The short answer is yes. Just as a doctor disinfects his or her surgical instruments before every use, professionals at a tree service company must carefully clean their tree trimming tools between each job (and often between each tree). Shears, pruning tools and other tree cutting equipment can spread disease from one tree to another and to plants if not properly disinfected. So… what exactly do they do to prevent this?

Tips to Disinfect Tree Trimming Tools

  • Deal with loose dirt first. Tools should be brushed clear of dirt and debris before cleaning. This will allow the disinfecting solution to effectively reach every cutting surface.
  • Disinfect next.
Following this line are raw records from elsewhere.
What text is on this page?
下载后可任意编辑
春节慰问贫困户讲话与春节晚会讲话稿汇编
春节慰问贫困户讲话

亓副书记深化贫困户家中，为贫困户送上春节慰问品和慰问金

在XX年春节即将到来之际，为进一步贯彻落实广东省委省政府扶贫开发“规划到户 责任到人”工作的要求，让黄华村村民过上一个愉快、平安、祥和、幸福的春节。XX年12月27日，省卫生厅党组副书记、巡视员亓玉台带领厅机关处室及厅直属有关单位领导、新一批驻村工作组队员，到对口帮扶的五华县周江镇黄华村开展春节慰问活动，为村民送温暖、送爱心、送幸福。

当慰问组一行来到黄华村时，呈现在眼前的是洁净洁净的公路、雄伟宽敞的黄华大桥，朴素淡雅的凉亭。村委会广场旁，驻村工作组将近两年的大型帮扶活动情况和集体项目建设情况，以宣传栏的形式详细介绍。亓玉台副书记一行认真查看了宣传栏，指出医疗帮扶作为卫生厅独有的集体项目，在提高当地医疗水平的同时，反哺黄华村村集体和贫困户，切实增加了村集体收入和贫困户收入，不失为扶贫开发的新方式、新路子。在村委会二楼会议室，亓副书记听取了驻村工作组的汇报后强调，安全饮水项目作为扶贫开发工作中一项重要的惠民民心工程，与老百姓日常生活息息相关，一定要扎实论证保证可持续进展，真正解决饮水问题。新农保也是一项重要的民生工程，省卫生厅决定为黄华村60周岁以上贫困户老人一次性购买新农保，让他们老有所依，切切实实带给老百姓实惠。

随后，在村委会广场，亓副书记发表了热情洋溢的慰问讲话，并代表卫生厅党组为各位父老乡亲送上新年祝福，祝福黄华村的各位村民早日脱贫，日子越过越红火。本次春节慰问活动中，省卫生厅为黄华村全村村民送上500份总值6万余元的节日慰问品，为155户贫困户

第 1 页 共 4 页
There are plenty of options for disinfecting tree cutting equipment and tools, including:
    • Denatured ethanol (95 percent): 50 percent solution (1 part alcohol with 1 part water)
    • Household bleach (ex: Clorox): 25% solution (1 part bleach with 3 parts water)
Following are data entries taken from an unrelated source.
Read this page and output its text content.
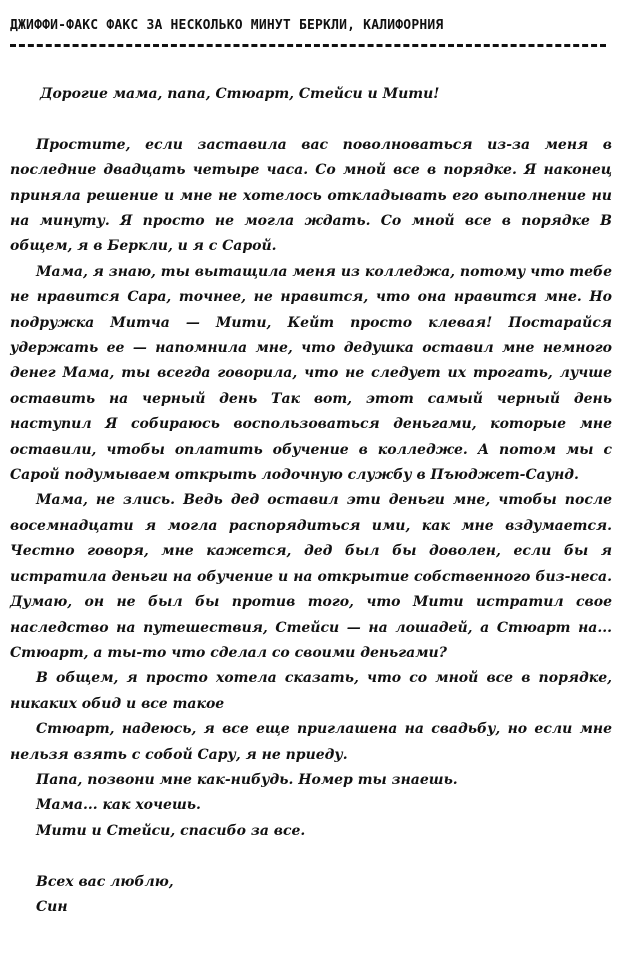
ДЖИФФИ-ФАКС ФАКС ЗА НЕСКОЛЬКО МИНУТ БЕРКЛИ, КАЛИФОРНИЯ

Дорогие мама, папа, Стюарт, Стейси и Мити!

Простите, если заставила вас поволноваться из-за меня в последние двадцать четыре часа. Со мной все в порядке. Я наконец приняла решение и мне не хотелось откладывать его выполнение ни на минуту. Я просто не могла ждать. Со мной все в порядке В общем, я в Беркли, и я с Сарой.

Мама, я знаю, ты вытащила меня из колледжа, потому что тебе не нравится Сара, точнее, не нравится, что она нравится мне. Но подружка Митча — Мити, Кейт просто клевая! Постарайся удержать ее — напомнила мне, что дедушка оставил мне немного денег Мама, ты всегда говорила, что не следует их трогать, лучше оставить на черный день Так вот, этот самый черный день наступил Я собираюсь воспользоваться деньгами, которые мне оставили, чтобы оплатить обучение в колледже. А потом мы с Сарой подумываем открыть лодочную службу в Пъюджет-Саунд.

Мама, не злись. Ведь дед оставил эти деньги мне, чтобы после восемнадцати я могла распорядиться ими, как мне вздумается. Честно говоря, мне кажется, дед был бы доволен, если бы я истратила деньги на обучение и на открытие собственного биз-неса. Думаю, он не был бы против того, что Мити истратил свое наследство на путешествия, Стейси — на лошадей, а Стюарт на... Стюарт, а ты-то что сделал со своими деньгами?

В общем, я просто хотела сказать, что со мной все в порядке, никаких обид и все такое

Стюарт, надеюсь, я все еще приглашена на свадьбу, но если мне нельзя взять с собой Сару, я не приеду.

Папа, позвони мне как-нибудь. Номер ты знаешь.

Мама... как хочешь.

Мити и Стейси, спасибо за все.

Всех вас люблю,

Син
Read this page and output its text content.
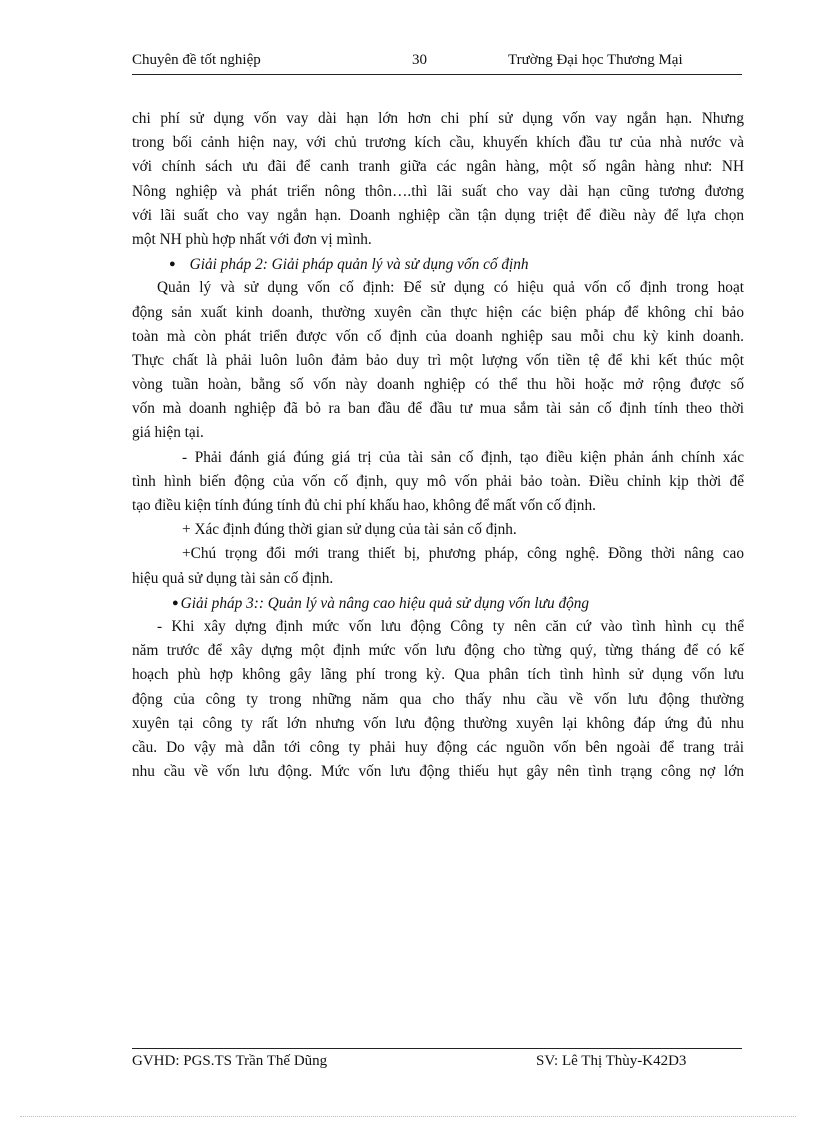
Chuyên đề tốt nghiệp	30	Trường Đại học Thương Mại
chi phí sử dụng vốn vay dài hạn lớn hơn chi phí sử dụng vốn vay ngắn hạn. Nhưng
trong bối cảnh hiện nay, với chủ trương kích cầu, khuyến khích đầu tư của nhà nước và
với chính sách ưu đãi để canh tranh giữa các ngân hàng, một số ngân hàng như: NH
Nông nghiệp và phát triển nông thôn….thì lãi suất cho vay dài hạn cũng tương đương
với lãi suất cho vay ngắn hạn. Doanh nghiệp cần tận dụng triệt để điều này để lựa chọn
một NH phù hợp nhất với đơn vị mình.
● Giải pháp 2: Giải pháp quản lý và sử dụng vốn cố định
Quản lý và sử dụng vốn cố định: Để sử dụng có hiệu quả vốn cố định trong hoạt
động sản xuất kinh doanh, thường xuyên cần thực hiện các biện pháp để không chỉ bảo
toàn mà còn phát triển được vốn cố định của doanh nghiệp sau mỗi chu kỳ kinh doanh.
Thực chất là phải luôn luôn đảm bảo duy trì một lượng vốn tiền tệ để khi kết thúc một
vòng tuần hoàn, bằng số vốn này doanh nghiệp có thể thu hồi hoặc mở rộng được số
vốn mà doanh nghiệp đã bỏ ra ban đầu để đầu tư mua sắm tài sản cố định tính theo thời
giá hiện tại.
- Phải đánh giá đúng giá trị của tài sản cố định, tạo điều kiện phản ánh chính xác
tình hình biến động của vốn cố định, quy mô vốn phải bảo toàn. Điều chỉnh kịp thời để
tạo điều kiện tính đúng tính đủ chi phí khấu hao, không để mất vốn cố định.
+ Xác định đúng thời gian sử dụng của tài sản cố định.
+Chú trọng đổi mới trang thiết bị, phương pháp, công nghệ. Đồng thời nâng cao
hiệu quả sử dụng tài sản cố định.
● Giải pháp 3:: Quản lý và nâng cao hiệu quả sử dụng vốn lưu động
- Khi xây dựng định mức vốn lưu động Công ty nên căn cứ vào tình hình cụ thể
năm trước để xây dựng một định mức vốn lưu động cho từng quý, từng tháng để có kế
hoạch phù hợp không gây lãng phí trong kỳ. Qua phân tích tình hình sử dụng vốn lưu
động của công ty trong những năm qua cho thấy nhu cầu về vốn lưu động thường
xuyên tại công ty rất lớn nhưng vốn lưu động thường xuyên lại không đáp ứng đủ nhu
cầu. Do vậy mà dẫn tới công ty phải huy động các nguồn vốn bên ngoài để trang trải
nhu cầu về vốn lưu động. Mức vốn lưu động thiếu hụt gây nên tình trạng công nợ lớn
GVHD: PGS.TS Trần Thế Dũng	SV: Lê Thị Thùy-K42D3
    • Household disinfectants (Lysol, etc.): Full strength
    • Pine oil cleaner (ex. Pine-Sol): 25 percent solution (1-part cleaner with 3 parts water)
    • Quaternary ammonium salts: Used as directed on label
    • Rubbing alcohol (70 percent isopropyl): 50 percent solution (1 part alcohol with 1 part water)
    • Trisodium phosphate (Na3PO4): 10 percent solution (1 part Na3PO4 with 9 parts water)
    • Environmentally friendly options include Physan 20, a broad-spectrum fungicide and disinfectant. (note, this product is toxic to fish, and shouldn’t be used near ponds.)
  • Clean often. The best way to avoid the spread of disease when working with tree cutting equipment is to disinfect between cuts on known infections, between trees when handling disease-prone species and between job sites as standard practice.
  • Never arrive without it. Disinfectant solutions can be carried to a property in a tightly sealed plastic bottle, wide enough so the smaller tools can be dipped directly into it. Blades and elements of the larger tree trimming tools can be hand-wiped. All tools should then be rinsed with clean water before pruning, cutting or trimming, and then be air dried.
  • Mind the details. A professional tree service company knows that equipment must be regularly disinfected to be stay in top condition. Older blades become pitted, potentially harboring microbes that are unaffected by quick sterilization. This is especially true in cases of the bacteria associated with active cankers.
  • Don’t disinfect wounds. Cleaning products and disinfectants should never be applied to tree wounds because they can cause further injury and prevent callus tissue from forming, slowing the healing process.

Your trees are an integral part of your property’s beauty and value. Don’t sabotage them by risking the use of dirty, infected equipment. Your best bet is to leave your tree needs to professional tree trimmers. A tree service company will always have the health of your trees top of mind.